Opinion Submission: It is time we fight every nationalism

| Class of 2022

The problem with white nationalism is twofold: First, white racial identity is constructed to oppress others, and second, nationalism (wherever it is found) structurally privileges some group of people in an unjustifiable manner. When white nationalists defaced campus in December, too many students were only primed to discuss the first part. When WUSTL Black and Palestinian Liberation (BPL) posted a critique of the Jewish nationalist program Birthright (rightly pointing out that Birthright manufactures consent for Israel and settler colonialism more broadly), the backlash from otherwise progressive students made it clear our campus needs discussion about the second. Nationalism, white or otherwise, is indefensible, and it is time for our student body to give it up.

Many responses to BPL pointed out that it is inappropriate to use whiteness and Jewishness interchangeably, but these turned into demands that no comparison be drawn between white nationalists and nationalists of a different kind. Certain students attempted to invalidate any critique of the Jewish national movement by misappropriating radical language, relying on a layman’s misunderstanding of indigeneity to lay claim over land two oceans away. Others insisted that Birthright does not manufacture consent, which is blatantly false, and that the trip only is meant to help young Jews connect with their culture, as if Jewish culture is geographically limited.

Among all of this was a common thread: an undeniable right of the Jewish people not just to self-determination but to a nation-state, and that it would be antisemitic to deny that nation-state’s unquestionable status. When the intercampus group Jewish on Campus responded, bringing an undue amount of attention to what could have been a WashU-specific dialogue, they too insisted on the mandatory acceptance of the Jewish national project, calling Palestinian narratives disinformation. Our campus American Israel Public Affairs Committee (AIPAC) affiliate president posted a response attempting to paint the Jewish nation-state as a beacon of liberalism, drawing on Islamophobic ideas of a backwardness to the rest of the region.

I cannot sit by and watch campus groups promote contradictory ideas as if they are cohesive. There is no liberal nationalism. For my Jewish peers who have renamed nationalism as it applies to our people: There is no liberal Zionism. You cannot support human rights in full, then draw lines on a map and give political privilege to some group within those lines. No magnitude of demographic majority can make the practice palatable. Where the majority of the privileged group is questionable, the violations of minority rights will only become more abhorrent. 

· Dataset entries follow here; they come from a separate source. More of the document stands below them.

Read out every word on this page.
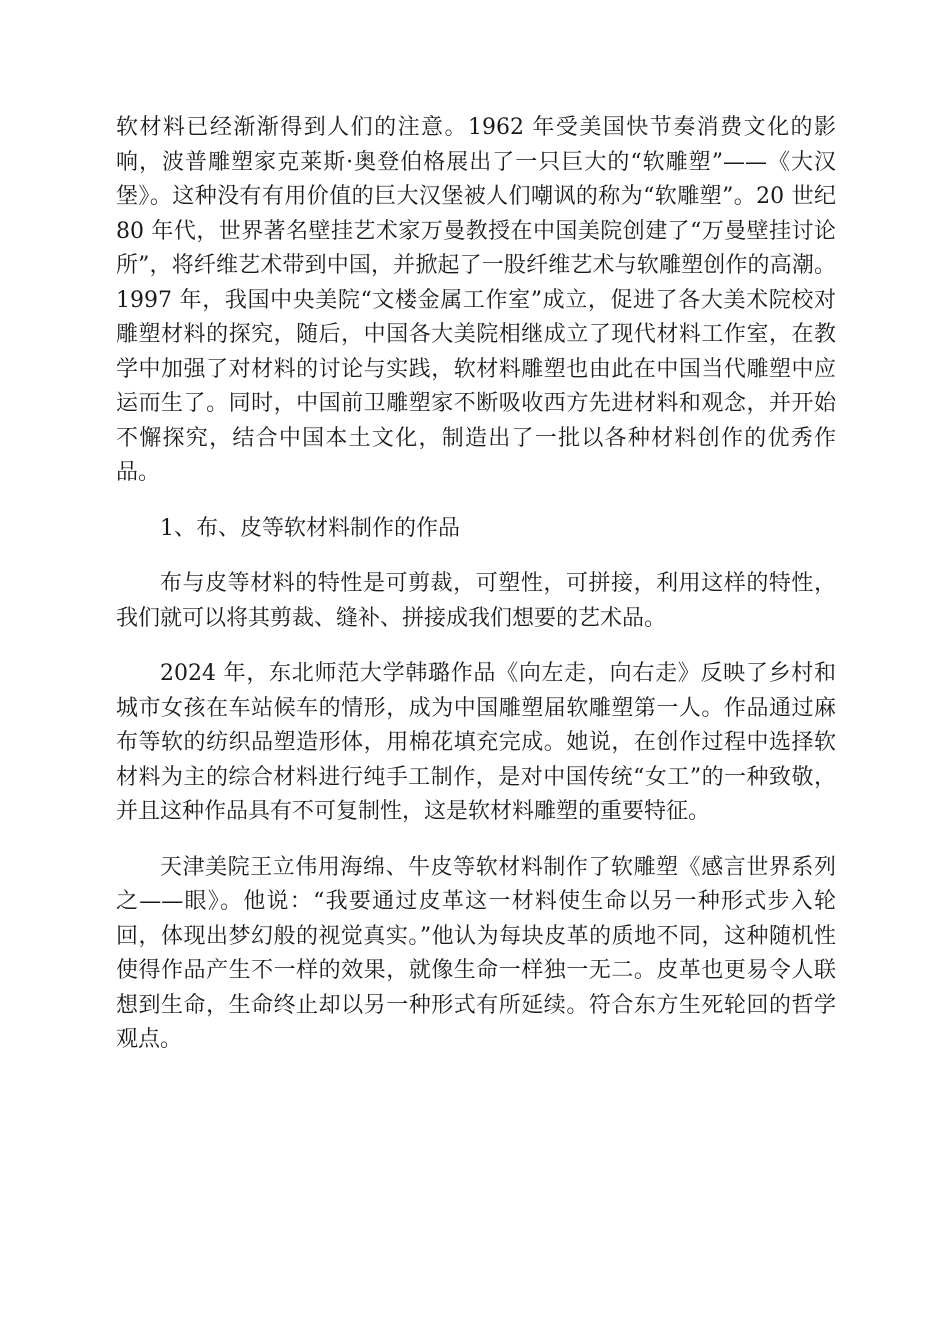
软材料已经渐渐得到人们的注意。1962 年受美国快节奏消费文化的影响，波普雕塑家克莱斯·奥登伯格展出了一只巨大的“软雕塑”——《大汉堡》。这种没有有用价值的巨大汉堡被人们嘲讽的称为“软雕塑”。20 世纪 80 年代，世界著名壁挂艺术家万曼教授在中国美院创建了“万曼壁挂讨论所”，将纤维艺术带到中国，并掀起了一股纤维艺术与软雕塑创作的高潮。1997 年，我国中央美院“文楼金属工作室”成立，促进了各大美术院校对雕塑材料的探究，随后，中国各大美院相继成立了现代材料工作室，在教学中加强了对材料的讨论与实践，软材料雕塑也由此在中国当代雕塑中应运而生了。同时，中国前卫雕塑家不断吸收西方先进材料和观念，并开始不懈探究，结合中国本土文化，制造出了一批以各种材料创作的优秀作品。

1、布、皮等软材料制作的作品

布与皮等材料的特性是可剪裁，可塑性，可拼接，利用这样的特性，我们就可以将其剪裁、缝补、拼接成我们想要的艺术品。

2024 年，东北师范大学韩璐作品《向左走，向右走》反映了乡村和城市女孩在车站候车的情形，成为中国雕塑届软雕塑第一人。作品通过麻布等软的纺织品塑造形体，用棉花填充完成。她说，在创作过程中选择软材料为主的综合材料进行纯手工制作，是对中国传统“女工”的一种致敬，并且这种作品具有不可复制性，这是软材料雕塑的重要特征。

天津美院王立伟用海绵、牛皮等软材料制作了软雕塑《感言世界系列之——眼》。他说：“我要通过皮革这一材料使生命以另一种形式步入轮回，体现出梦幻般的视觉真实。”他认为每块皮革的质地不同，这种随机性使得作品产生不一样的效果，就像生命一样独一无二。皮革也更易令人联想到生命，生命终止却以另一种形式有所延续。符合东方生死轮回的哲学观点。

America cannot be the only place in which one supports multicultural ideals. If you are going to be cosmopolitan, hold that view across all geographies. If you can see the racism and xenophobia which come with American nationalism, can you not see the same across all nationalisms? Do you really believe shared ethnic origin is necessary to statecraft when we can see the success brought by diverse communities all around us? With a campus full of budding environmentalists, where are the students supporting ecosovereignty as the way forward? With the ongoing threat of climate change, why are we not promoting models of government which support sustainable land use over ethnic jingoism?

Present material reality might change the immediate options available to us in creating political change, but it does not have to limit our vision for the future. We can organize and build solidarity in new ways to create the world we want to see. We can connect through our neighborhoods instead of parties, meet at community centers instead of church basements, listen to the most oppressed instead of think tanks and their grandstanding politicians. We do not have to join the ranks of projects started by short-minded reformers, the type that continue to pitch two-states or are petrified by the word “abolition.” We owe nothing to the programs which sit in the way of real progress, from Birthright to Hindu Swayamsevak Sangh to Boys’ State, no matter our past relationships to them. We can give up nationalism and work towards something better.